Foreign Relations Committee chairman Bob Corker sounded optimistic Sunday that the U.S. would reach a preliminary deal in nuclear negotiations with Iran, but warned that Congress is concerned that it would be a bad deal.

“We’re very close to political agreement,” the Tennessee Republican said on CBS Sunday morning, noting that he’d spoken to Secretary of State John Kerry and Vice President Joe Biden earlier in the week while Kerry was in talks in Switzerland.

“I think the concern has been from Day 1 that we keep moving from our initial position … towards Iran’s position,” Corker said. “And so there’s a concern that the administration cares more about making a deal versus the right deal.”

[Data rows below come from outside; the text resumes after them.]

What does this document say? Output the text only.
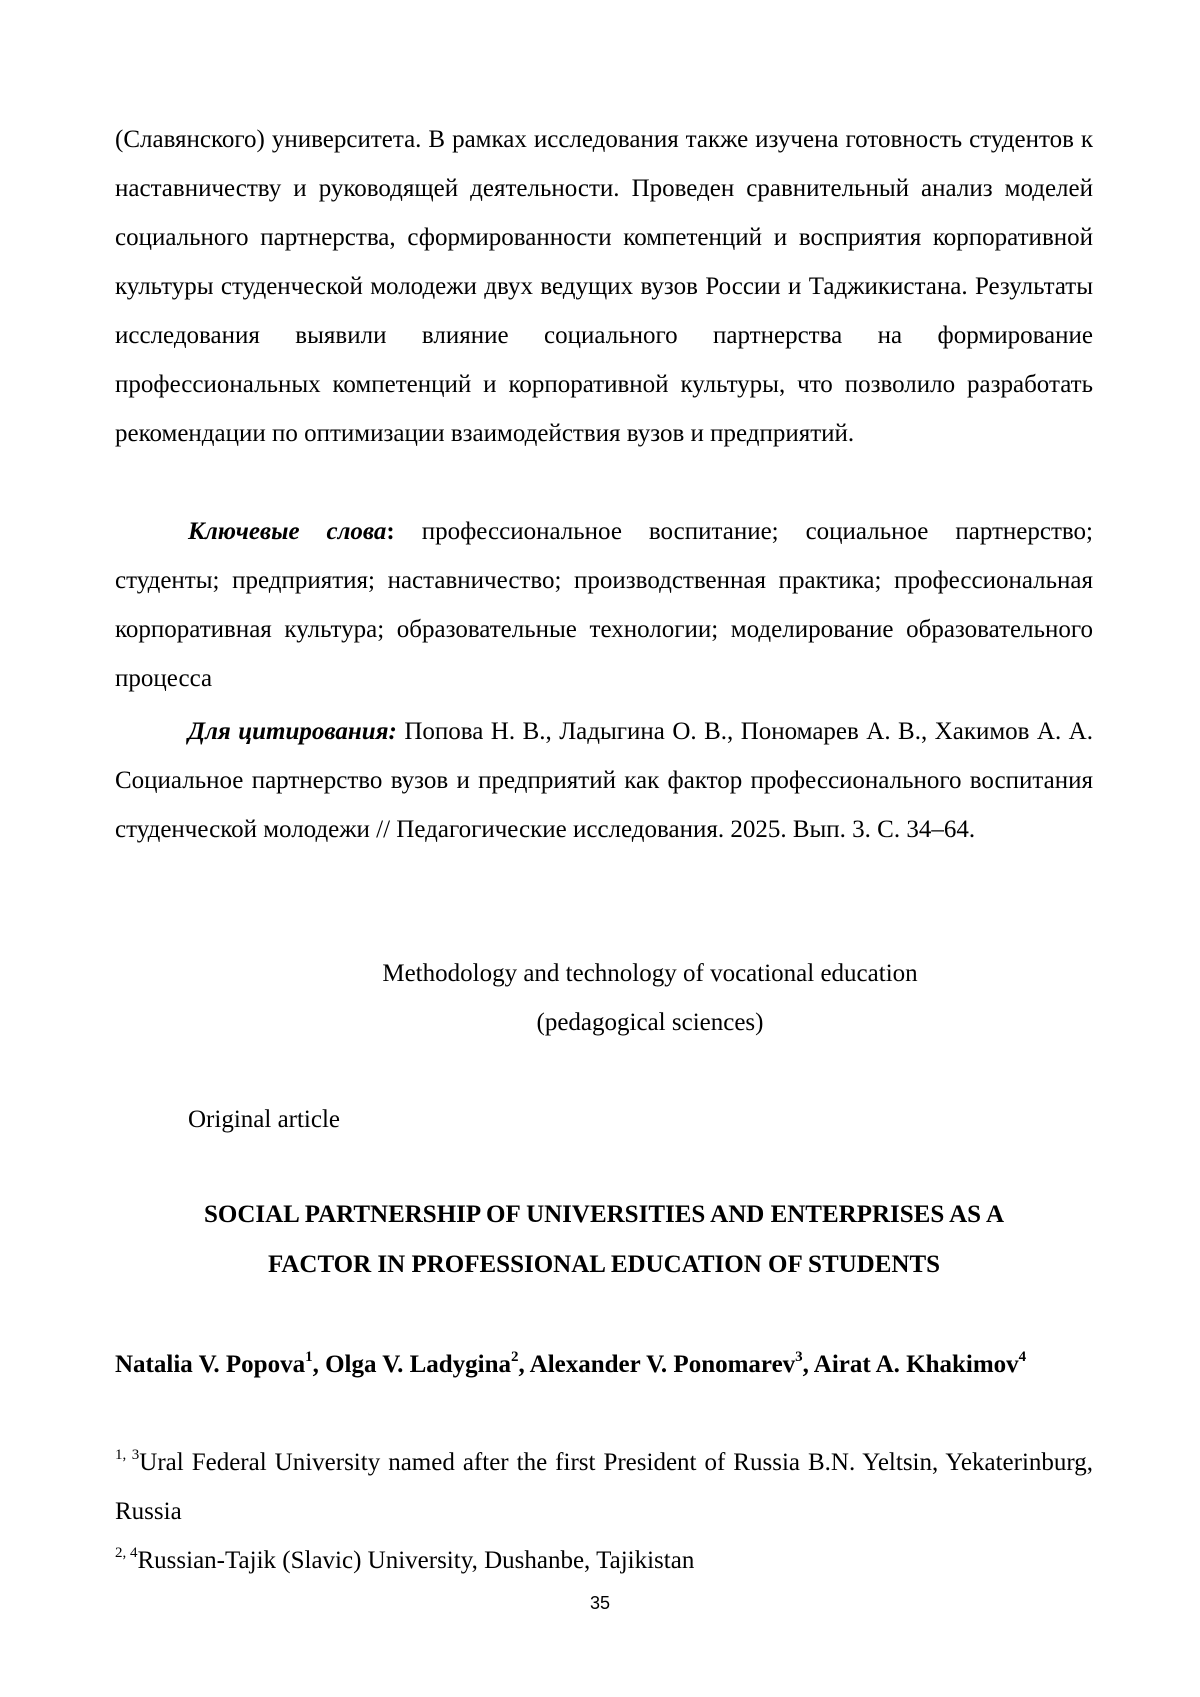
(Славянского) университета. В рамках исследования также изучена готовность студентов к наставничеству и руководящей деятельности. Проведен сравнительный анализ моделей социального партнерства, сформированности компетенций и восприятия корпоративной культуры студенческой молодежи двух ведущих вузов России и Таджикистана. Результаты исследования выявили влияние социального партнерства на формирование профессиональных компетенций и корпоративной культуры, что позволило разработать рекомендации по оптимизации взаимодействия вузов и предприятий.

Ключевые слова: профессиональное воспитание; социальное партнерство; студенты; предприятия; наставничество; производственная практика; профессиональная корпоративная культура; образовательные технологии; моделирование образовательного процесса

Для цитирования: Попова Н. В., Ладыгина О. В., Пономарев А. В., Хакимов А. А. Социальное партнерство вузов и предприятий как фактор профессионального воспитания студенческой молодежи // Педагогические исследования. 2025. Вып. 3. С. 34–64.

Methodology and technology of vocational education
(pedagogical sciences)
Original article
SOCIAL PARTNERSHIP OF UNIVERSITIES AND ENTERPRISES AS A
FACTOR IN PROFESSIONAL EDUCATION OF STUDENTS

Natalia V. Popova$^1$, Olga V. Ladygina$^2$, Alexander V. Ponomarev$^3$, Airat A. Khakimov$^4$

$^{1,}$ $^3$Ural Federal University named after the first President of Russia B.N. Yeltsin, Yekaterinburg, Russia

$^{2,}$ $^4$Russian-Tajik (Slavic) University, Dushanbe, Tajikistan

35
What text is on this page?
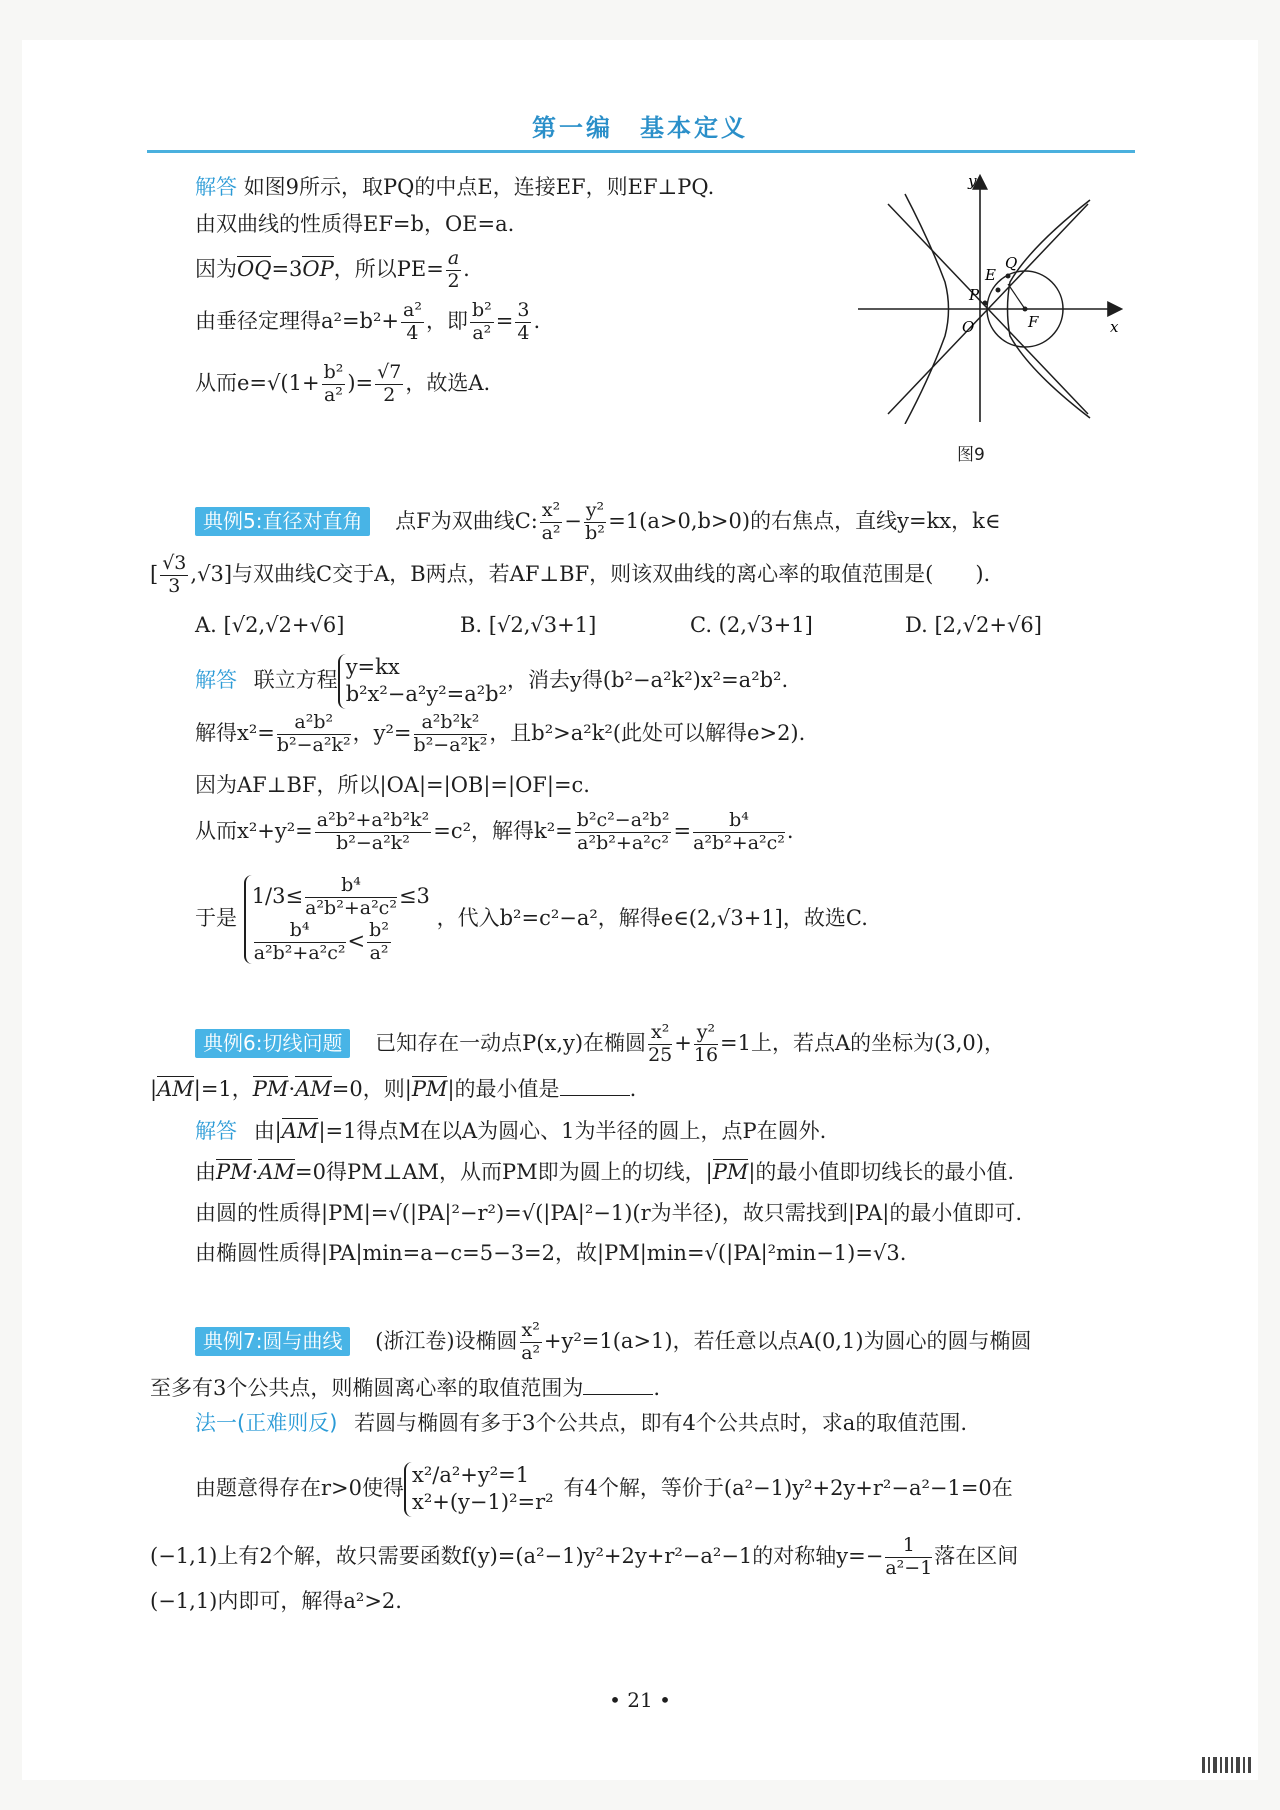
第一编　基本定义
解答 如图9所示，取PQ的中点E，连接EF，则EF⊥PQ.
由双曲线的性质得EF=b，OE=a.
因为OQ=3OP，所以$PE= \frac{a}{2}$ .
由垂径定理得$a^2=b^2+ \frac{\text{a²}}{4}$ ，即 $\frac{\text{b²}}{\text{a²}} = \frac{3}{4}$ .
从而$e=√(1+ \frac{\text{b²}}{\text{a²}}$ )= $\frac{√7}{2}$ ，故选A.
y
x
O
E
Q
P
F
图9
典例5:直径对直角 点F为双曲线C: $\frac{\text{x²}}{\text{a²}} - \frac{\text{y²}}{\text{b²}} =1(a>0,b>0)$的右焦点，直线y=kx，k∈
[ $\frac{√3}{3} ,√3$]与双曲线C交于A，B两点，若AF⊥BF，则该双曲线的离心率的取值范围是(　　).
A. [√2,√2+√6]	B. [√2,√3+1]	C. (2,√3+1]	D. [2,√2+√6]
解答 联立方程
y=kx
b²x²−a²y²=a²b²
，消去y得(b²−a²k²)x²=a²b².
解得$x^2= \frac{\text{a²b²}}{\text{b²−a²k²}}$ ，$y^2= \frac{\text{a²b²k²}}{\text{b²−a²k²}}$ ，且b²>a²k²(此处可以解得e>2).
因为AF⊥BF，所以|OA|=|OB|=|OF|=c.
从而$x^2+y^2= \frac{\text{a²b²+a²b²k²}}{\text{b²−a²k²}} =c^2$，解得$k^2= \frac{\text{b²c²−a²b²}}{\text{a²b²+a²c²}} = \frac{\text{b⁴}}{\text{a²b²+a²c²}}$ .
于是
$1/3\le \frac{\text{b⁴}}{\text{a²b²+a²c²}} \le 3$
$\frac{\text{b⁴}}{\text{a²b²+a²c²}} < \frac{\text{b²}}{\text{a²}}$
，代入b²=c²−a²，解得e∈(2,√3+1]，故选C.
典例6:切线问题 已知存在一动点P(x,y)在椭圆 $\frac{\text{x²}}{25} + \frac{\text{y²}}{16} =1$上，若点A的坐标为(3,0)，
|AM|=1，PM·AM=0，则|PM|的最小值是	.
解答 由|AM|=1得点M在以A为圆心、1为半径的圆上，点P在圆外.
由PM·AM=0得PM⊥AM，从而PM即为圆上的切线，|PM|的最小值即切线长的最小值.
由圆的性质得|PM|=√(|PA|²−r²)=√(|PA|²−1)(r为半径)，故只需找到|PA|的最小值即可.
由椭圆性质得|PA|min=a−c=5−3=2，故|PM|min=√(|PA|²min−1)=√3.
典例7:圆与曲线 (浙江卷)设椭圆 $\frac{\text{x²}}{\text{a²}} +y^2=1(a>1)$，若任意以点A(0,1)为圆心的圆与椭圆
至多有3个公共点，则椭圆离心率的取值范围为	.
法一(正难则反) 若圆与椭圆有多于3个公共点，即有4个公共点时，求a的取值范围.
由题意得存在r>0使得
x²/a²+y²=1
x²+(y−1)²=r²
有4个解，等价于(a²−1)y²+2y+r²−a²−1=0在
(−1,1)上有2个解，故只需要函数f(y)=(a²−1)y²+2y+r²−a²−1的对称轴$y=- \frac{1}{\text{a²−1}}$ 落在区间
(−1,1)内即可，解得a²>2.
• 21 •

The Senate will have an important role in finalizing that deal, Corker said, before removing sanctions placed by Congress on Iran. He said that everyone involved would favor a deal that would prevent Iran from getting nuclear weapons.

Corker acknowledged that the letter written earlier in the month by Sen. Tom Cotton of Arkansas and 46 other Republicans to the Iranian government, which warned that a presidential deal without congressional approval was subject to change, wasn’t “something that was productive.”

“What we cannot do is let drama take us off our course,” Corker said of the letter, which he did not sign.

But he attributed the drama to the Obama administration’s “unprecedented” resistance to the Senate being involved in the deal.

“If Congress were to embrace the deal with Iran, it has a much better chance of standing the test of time,” he said.

“Let’s not rush to a place where we end up with a deal that doesn’t stand the test of time and further destabilizes the region,” Corker warned the administration.